Following a £10 million ($13.5 million) eradication scheme and nearly a decade of work, South Georgia was officially declared rodent-free on Tuesday, the first time since humans arrived on the island more than 200 years ago.

The British territory is one of the world's last great wildlife areas. There you'll find 98 percent of the world's Antarctic fur seals, half the world's elephant seals and four species of penguins—including King Penguins with around 450,000 breeding pairs. The birdlife includes albatrosses, prions, skua, terns, sheathbills and petrels.


However, in the late-18th century, rats and mice started arriving on the island as stowaways on sealing and whaling vessels. The invasive rodents preyed on the eggs and chicks of many of the native birds, including the South Georgia pipit and South Georgia pintail, which are found nowhere else on Earth.

In 2008, conservationists started to plan a "rodent eradication" project to reverse two centuries of human-induced damage, so that millions of birds could reclaim their ancestral home, according to the South Georgia Heritage Trust (SGHT) and Friends of South Georgia Island, which spearheaded the effort.

The Habitat Restoration Project covered 108,723 hectares (269,000 acres), which is more than eight times larger than any other rodent eradication area ever tackled anywhere in the world.

The project involved three phases of baiting, including aerial baiting with three helicopters and hand baiting.

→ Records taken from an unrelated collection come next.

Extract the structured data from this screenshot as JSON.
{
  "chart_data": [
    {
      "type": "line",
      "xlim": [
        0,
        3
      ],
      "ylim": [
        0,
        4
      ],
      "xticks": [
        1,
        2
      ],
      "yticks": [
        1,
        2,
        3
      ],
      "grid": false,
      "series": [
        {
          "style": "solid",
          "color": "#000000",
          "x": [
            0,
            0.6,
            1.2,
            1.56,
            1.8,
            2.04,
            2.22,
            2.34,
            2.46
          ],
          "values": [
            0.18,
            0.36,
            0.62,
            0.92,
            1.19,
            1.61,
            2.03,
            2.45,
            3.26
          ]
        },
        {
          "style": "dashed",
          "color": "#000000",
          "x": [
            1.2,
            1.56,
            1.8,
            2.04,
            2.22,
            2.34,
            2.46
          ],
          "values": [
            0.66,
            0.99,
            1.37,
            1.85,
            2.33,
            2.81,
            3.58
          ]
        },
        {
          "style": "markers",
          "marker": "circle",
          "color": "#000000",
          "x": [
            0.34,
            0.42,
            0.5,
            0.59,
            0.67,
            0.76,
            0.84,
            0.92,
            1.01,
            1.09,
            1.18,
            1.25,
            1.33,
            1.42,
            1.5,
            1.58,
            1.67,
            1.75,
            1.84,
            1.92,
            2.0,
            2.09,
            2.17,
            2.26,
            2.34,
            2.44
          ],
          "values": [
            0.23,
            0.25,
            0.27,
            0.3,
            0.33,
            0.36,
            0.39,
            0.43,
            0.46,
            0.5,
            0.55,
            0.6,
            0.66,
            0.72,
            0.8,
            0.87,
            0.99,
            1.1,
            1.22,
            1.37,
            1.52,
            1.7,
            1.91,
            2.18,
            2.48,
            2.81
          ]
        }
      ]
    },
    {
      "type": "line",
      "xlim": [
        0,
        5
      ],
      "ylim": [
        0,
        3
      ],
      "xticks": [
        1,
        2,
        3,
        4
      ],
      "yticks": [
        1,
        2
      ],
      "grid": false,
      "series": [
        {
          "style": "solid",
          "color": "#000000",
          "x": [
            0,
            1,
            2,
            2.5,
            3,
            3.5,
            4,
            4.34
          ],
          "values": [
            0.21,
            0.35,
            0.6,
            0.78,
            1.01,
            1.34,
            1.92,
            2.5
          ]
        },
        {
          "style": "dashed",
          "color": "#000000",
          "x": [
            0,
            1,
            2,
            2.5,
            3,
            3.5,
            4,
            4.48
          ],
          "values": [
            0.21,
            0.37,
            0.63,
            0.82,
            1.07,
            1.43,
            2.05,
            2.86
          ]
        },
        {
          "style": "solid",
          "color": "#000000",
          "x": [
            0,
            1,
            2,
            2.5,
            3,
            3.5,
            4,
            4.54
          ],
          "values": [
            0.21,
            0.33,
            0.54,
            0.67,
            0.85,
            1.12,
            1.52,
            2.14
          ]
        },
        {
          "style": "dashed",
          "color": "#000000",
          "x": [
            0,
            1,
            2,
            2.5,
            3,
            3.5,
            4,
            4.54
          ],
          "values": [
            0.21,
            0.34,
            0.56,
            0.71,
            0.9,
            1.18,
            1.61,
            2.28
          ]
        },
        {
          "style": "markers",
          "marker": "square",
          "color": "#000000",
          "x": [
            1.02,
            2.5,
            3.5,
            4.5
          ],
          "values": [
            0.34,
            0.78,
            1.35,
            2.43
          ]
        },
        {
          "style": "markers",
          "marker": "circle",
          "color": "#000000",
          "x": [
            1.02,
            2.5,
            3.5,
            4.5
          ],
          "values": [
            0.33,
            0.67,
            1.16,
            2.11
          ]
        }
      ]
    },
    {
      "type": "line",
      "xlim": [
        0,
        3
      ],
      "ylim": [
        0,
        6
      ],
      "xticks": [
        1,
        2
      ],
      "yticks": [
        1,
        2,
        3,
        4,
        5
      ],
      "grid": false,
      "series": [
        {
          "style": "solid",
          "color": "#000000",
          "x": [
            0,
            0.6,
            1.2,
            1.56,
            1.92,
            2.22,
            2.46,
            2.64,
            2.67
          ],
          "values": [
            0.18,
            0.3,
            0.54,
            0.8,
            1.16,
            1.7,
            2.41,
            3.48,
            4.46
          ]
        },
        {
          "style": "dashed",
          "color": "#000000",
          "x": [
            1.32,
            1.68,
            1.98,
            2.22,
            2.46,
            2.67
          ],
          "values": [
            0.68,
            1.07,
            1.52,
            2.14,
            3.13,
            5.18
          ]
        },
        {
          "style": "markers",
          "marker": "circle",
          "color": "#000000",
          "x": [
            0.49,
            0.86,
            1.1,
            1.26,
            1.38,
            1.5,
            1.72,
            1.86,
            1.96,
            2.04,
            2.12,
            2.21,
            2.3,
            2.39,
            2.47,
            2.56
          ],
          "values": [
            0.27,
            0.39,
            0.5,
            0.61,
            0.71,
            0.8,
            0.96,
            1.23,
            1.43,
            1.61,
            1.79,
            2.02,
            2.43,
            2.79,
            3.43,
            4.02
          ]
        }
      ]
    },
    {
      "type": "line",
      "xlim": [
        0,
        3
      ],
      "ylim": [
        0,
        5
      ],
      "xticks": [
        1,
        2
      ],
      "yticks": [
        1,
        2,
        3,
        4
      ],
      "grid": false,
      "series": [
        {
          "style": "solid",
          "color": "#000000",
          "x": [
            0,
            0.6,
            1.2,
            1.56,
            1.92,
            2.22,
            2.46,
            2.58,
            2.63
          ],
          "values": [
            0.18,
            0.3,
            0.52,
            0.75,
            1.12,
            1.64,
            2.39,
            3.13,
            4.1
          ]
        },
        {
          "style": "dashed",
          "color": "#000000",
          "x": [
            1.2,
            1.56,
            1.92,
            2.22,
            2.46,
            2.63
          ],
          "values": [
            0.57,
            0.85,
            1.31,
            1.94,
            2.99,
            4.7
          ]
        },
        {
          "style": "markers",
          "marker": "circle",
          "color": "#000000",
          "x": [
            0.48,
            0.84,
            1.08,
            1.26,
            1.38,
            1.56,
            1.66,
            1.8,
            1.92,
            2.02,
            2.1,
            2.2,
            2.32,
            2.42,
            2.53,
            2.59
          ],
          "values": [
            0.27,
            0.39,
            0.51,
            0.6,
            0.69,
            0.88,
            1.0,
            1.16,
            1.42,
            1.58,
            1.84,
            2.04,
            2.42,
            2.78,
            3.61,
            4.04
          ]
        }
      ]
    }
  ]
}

In the final phase, an expedition team called Team Rat spent six months on the island searching for any signs of surviving rats. Three "sniffer" dogs covered a total of 1,504 miles and their two handlers walked about 1,000 miles in search of rats. They deployed more than 4,600 detection devices including chewsticks coated with peanut butter, tracking tunnels and camera traps to check for signs of rodent activity.

A press release noted, "This distance, roughly the equivalent of a return trip from London to Dundee, is all the more impressive given the rugged and challenging terrain of South Georgia. Together, the handlers climbed the equivalent ascent of Mount Everest 8 times over, and the dogs climbed Mount Everest 12.9 times over."

Mike Richardson, the chairman of the SGHT Habitat Restoration Project steering committee, celebrated the success of the rodent-eradication program.

"It has been a privilege to work on this conservation project, the largest of its kind anywhere in the world, and I am immensely proud of what the small charity has achieved—it has been a huge team effort," he said in a statement.

The press release said that no sign of rodents have been detected, with some bird species already showing very dramatic signs of recovery.

Richardson added, "The Trust can now turn its attention and efforts to working with the Government of South Georgia & the South Sandwich Islands on conservation of a different kind: the conservation and reinterpretation of the island's historic cultural heritage to educate and enlighten future generations about our environment."